Knowledge is power and data is knowledge. The gatekeeper to that date as a pretty important "person."

Imagine if the whole world only had one sewer system. Everybody would have to be on it. It would be perfectly reasonable to charge Everyone by how many gallons of sewage they made. But you don't get direct access. You need a middle man or a broker.

Pretty soon you'll hear Bernie supporters screaming about "free internet service for all!" After all, you can't go to college nowadays without the internet (and they're all going to get free college, right?)

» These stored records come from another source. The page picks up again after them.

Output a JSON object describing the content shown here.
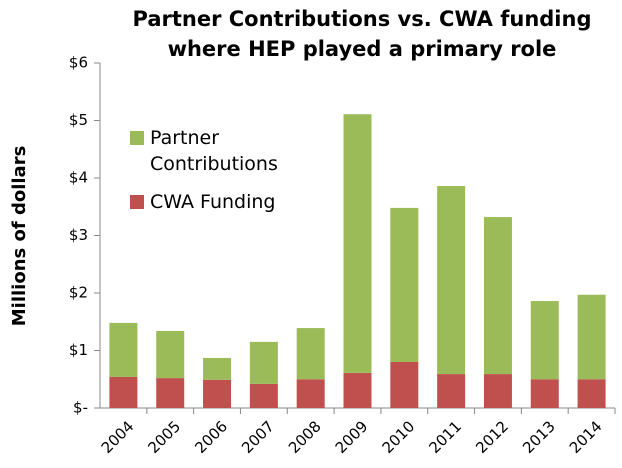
{
  "chart_data": {
    "type": "stacked_bar",
    "title": [
      "Partner Contributions vs. CWA funding",
      "where HEP played a primary role"
    ],
    "y_label": "Millions of dollars",
    "categories": [
      "2004",
      "2005",
      "2006",
      "2007",
      "2008",
      "2009",
      "2010",
      "2011",
      "2012",
      "2013",
      "2014"
    ],
    "series": [
      {
        "name": "Partner Contributions",
        "color": "#9bbb59",
        "values": [
          0.94,
          0.82,
          0.38,
          0.73,
          0.89,
          4.5,
          2.68,
          3.27,
          2.73,
          1.36,
          1.47
        ]
      },
      {
        "name": "CWA Funding",
        "color": "#c0504d",
        "values": [
          0.54,
          0.52,
          0.49,
          0.42,
          0.5,
          0.61,
          0.8,
          0.59,
          0.59,
          0.5,
          0.5
        ]
      }
    ],
    "ylim": [
      0,
      6
    ],
    "yticks": [
      {
        "value": 0,
        "label": "$-"
      },
      {
        "value": 1,
        "label": "$1"
      },
      {
        "value": 2,
        "label": "$2"
      },
      {
        "value": 3,
        "label": "$3"
      },
      {
        "value": 4,
        "label": "$4"
      },
      {
        "value": 5,
        "label": "$5"
      },
      {
        "value": 6,
        "label": "$6"
      }
    ],
    "legend": "upper left"
  }
}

I think sometime in the near future there's going to be an upstart that puts an alternative internet server in orbit around the Earth. Direct solar power, no air conditioning required, difficult to take out with a terrorist attack. What's not to like?

Except for the fact that it won't be convenient for humans to run the thing. It will need to be run by robots that don't need food, oxygen, water, piss breaks, or stable temperatures.

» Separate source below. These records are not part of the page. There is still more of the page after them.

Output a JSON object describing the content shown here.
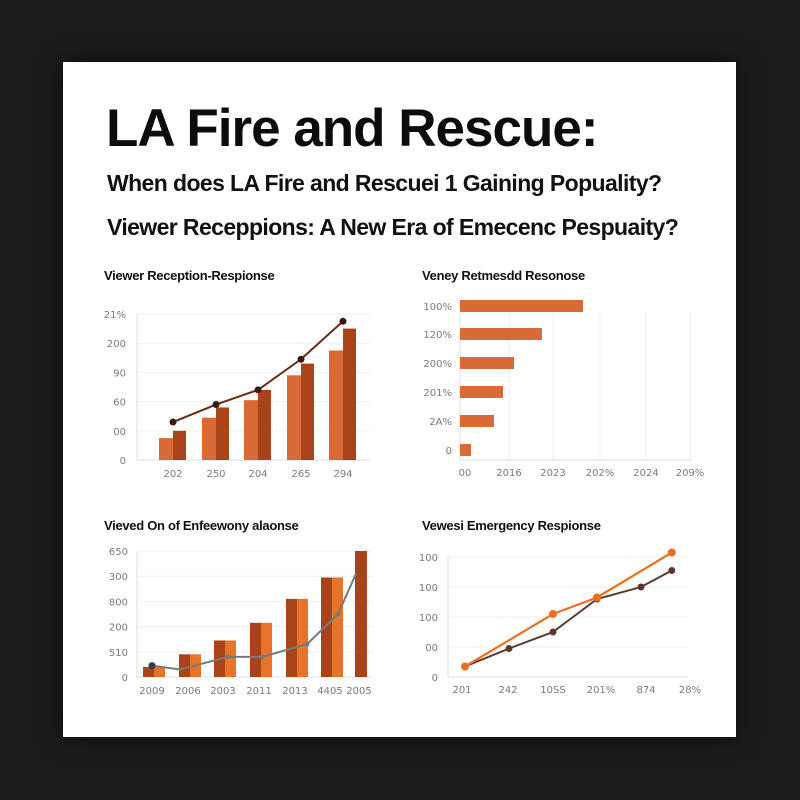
{
  "header": {
    "title": "LA Fire and Rescue:",
    "subtitle_1": "When does LA Fire and Rescuei 1 Gaining Popuality?",
    "subtitle_2": "Viewer Receppions: A New Era of Emecenc Pespuaity?"
  },
  "colors": {
    "background": "#1c1c1c",
    "card": "#ffffff",
    "bar_light": "#d96a35",
    "bar_dark": "#a8431a",
    "line_dark": "#6b2a14",
    "bar_orange": "#e8742a",
    "line_gray": "#7a7a7a",
    "line_orange": "#ea7020",
    "line_brown": "#5a3a30"
  },
  "chart_data": [
    {
      "id": "chart1",
      "type": "bar",
      "title": "Viewer Reception-Respionse",
      "categories": [
        "202",
        "250",
        "204",
        "265",
        "294"
      ],
      "y_tick_labels": [
        "0",
        "00",
        "60",
        "90",
        "200",
        "21%"
      ],
      "ylim": [
        0,
        5
      ],
      "series": [
        {
          "name": "series-light",
          "kind": "bar",
          "values": [
            0.75,
            1.45,
            2.05,
            2.9,
            3.75
          ]
        },
        {
          "name": "series-dark",
          "kind": "bar",
          "values": [
            1.0,
            1.8,
            2.4,
            3.3,
            4.5
          ]
        },
        {
          "name": "trend-line",
          "kind": "line",
          "values": [
            1.3,
            1.9,
            2.4,
            3.45,
            4.75
          ]
        }
      ],
      "xlabel": "",
      "ylabel": "",
      "grid": true
    },
    {
      "id": "chart2",
      "type": "bar",
      "orientation": "horizontal",
      "title": "Veney Retmesdd Resonose",
      "categories": [
        "100%",
        "120%",
        "200%",
        "201%",
        "2A%",
        "0"
      ],
      "values": [
        123,
        82,
        54,
        43,
        34,
        11
      ],
      "x_tick_labels": [
        "00",
        "2016",
        "2023",
        "202%",
        "2024",
        "209%"
      ],
      "xlim": [
        0,
        230
      ],
      "xlabel": "",
      "ylabel": "",
      "grid": true
    },
    {
      "id": "chart3",
      "type": "bar",
      "title": "Vieved On of Enfeewony alaonse",
      "categories": [
        "2009",
        "2006",
        "2003",
        "2011",
        "2013",
        "4405",
        "2005"
      ],
      "y_tick_labels": [
        "0",
        "510",
        "200",
        "800",
        "300",
        "650"
      ],
      "ylim": [
        0,
        5
      ],
      "series": [
        {
          "name": "bars",
          "kind": "bar",
          "values": [
            0.4,
            0.9,
            1.45,
            2.15,
            3.1,
            3.95,
            5.0
          ]
        },
        {
          "name": "trend-line",
          "kind": "line",
          "values": [
            0.45,
            0.3,
            0.8,
            0.8,
            1.3,
            2.5,
            4.1
          ]
        }
      ],
      "xlabel": "",
      "ylabel": "",
      "grid": true
    },
    {
      "id": "chart4",
      "type": "line",
      "title": "Vewesi Emergency Respionse",
      "categories": [
        "201",
        "242",
        "10SS",
        "201%",
        "874",
        "28%"
      ],
      "y_tick_labels": [
        "0",
        "00",
        "100",
        "100",
        "100"
      ],
      "ylim": [
        0,
        4
      ],
      "series": [
        {
          "name": "orange-series",
          "points": [
            [
              0,
              0.35
            ],
            [
              2,
              2.1
            ],
            [
              3,
              2.65
            ],
            [
              4.7,
              4.15
            ]
          ]
        },
        {
          "name": "brown-series",
          "points": [
            [
              0,
              0.35
            ],
            [
              1,
              0.95
            ],
            [
              2,
              1.5
            ],
            [
              3,
              2.6
            ],
            [
              4,
              3.0
            ],
            [
              4.7,
              3.55
            ]
          ]
        }
      ],
      "xlabel": "",
      "ylabel": "",
      "grid": true
    }
  ]
}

After all, the logical evolution of the internet is Skynet. A physically inaccessible system that is designed to provide its own security.
 
Net Neutrality My Ass...

GAME OVER MAN...GAME OVER !!

Gun Forums will be some of the 1st bastions the liberals will decide to tax or get rid of...

But that filthy camel humpin' Hadji will still be able to radicalize online...

You want Justice...!? Forget it...

This world IS going to Hell in a hand basket...and... I'll be there to kick the dirt into the hole.

See ya on the other side...
post apocalypse.
 
Not sure how fast change will come, there will be legal challenges to this.
 
You all are watching way too much CNN and MSNBC! :rolleyes: Take a deep breath--everything is going to be fine. The marketplace will take of us. :)

Remember, this was a Nobama monstrosity from a mere 4 years ago. It is akin to Nobamaphones. Do you think EVERYONE should have the same internet access speeds? My, that is awfully Robin Hoody of you ... :rolleyes: ;)
 
If it was a free market I would believe that it would take care of itself. Unfortunately it is not; in many areas Comcast is the only show in town, there are no other terrestrial options. In others its Charter, etc. Because the carriers have already been allowed to monopolize certain areas, the consumers have no options and are subjust to the will of the ISP's.

I normally agree with a free market, but in this case its not a free market for a large number of consumers.
 
We only have momopolies because the govt promotes them.

I believe this was just part one of a long series of changes to come.
 
I live in a VERY rural area; no comcast, no Xfinity, no Time Warner, etc, etc, no cable period and will never see it. My internet went from dial up to satellite to finally DSL. I don't think it had anything to do with government getting out of the internet business but my service continues to get better and the price has went down. Today my DSL provider asked for permission to walk my property as they want to string new cable to our home--almost 1/2 mile. They tell me this will get our speed in the 25 mb range for about the same money. Nothing like cable can do but for DSL and providers who are losing customers to wireless, I am happy about it. I never thought the government did a very good job running anything so I am okay at least for now with businesses doing it. Time will tell.
 
Cable is available here but I quit paying for cable when they started putting advertisements on pay TV.

I have a digital subscriber line as well as a regular phone line and the cell phones. Staying in communication is not an issue.

But I get my television from a regular antenna on the roof and I screen out the commercials by having a TiVo DVR. Everyone I know has cable and of course they all think I am eccentric..
 
Net neutrality only came to be a couple years ago and was an Obama administration piece of legislation that big corporation ISPs (google) helped to write. It meant tax dollars to pay for expanded government and unaccountable bureaucracy.

So I’m happy to say goodbye to net neutrality. I’ll take less government on any given day.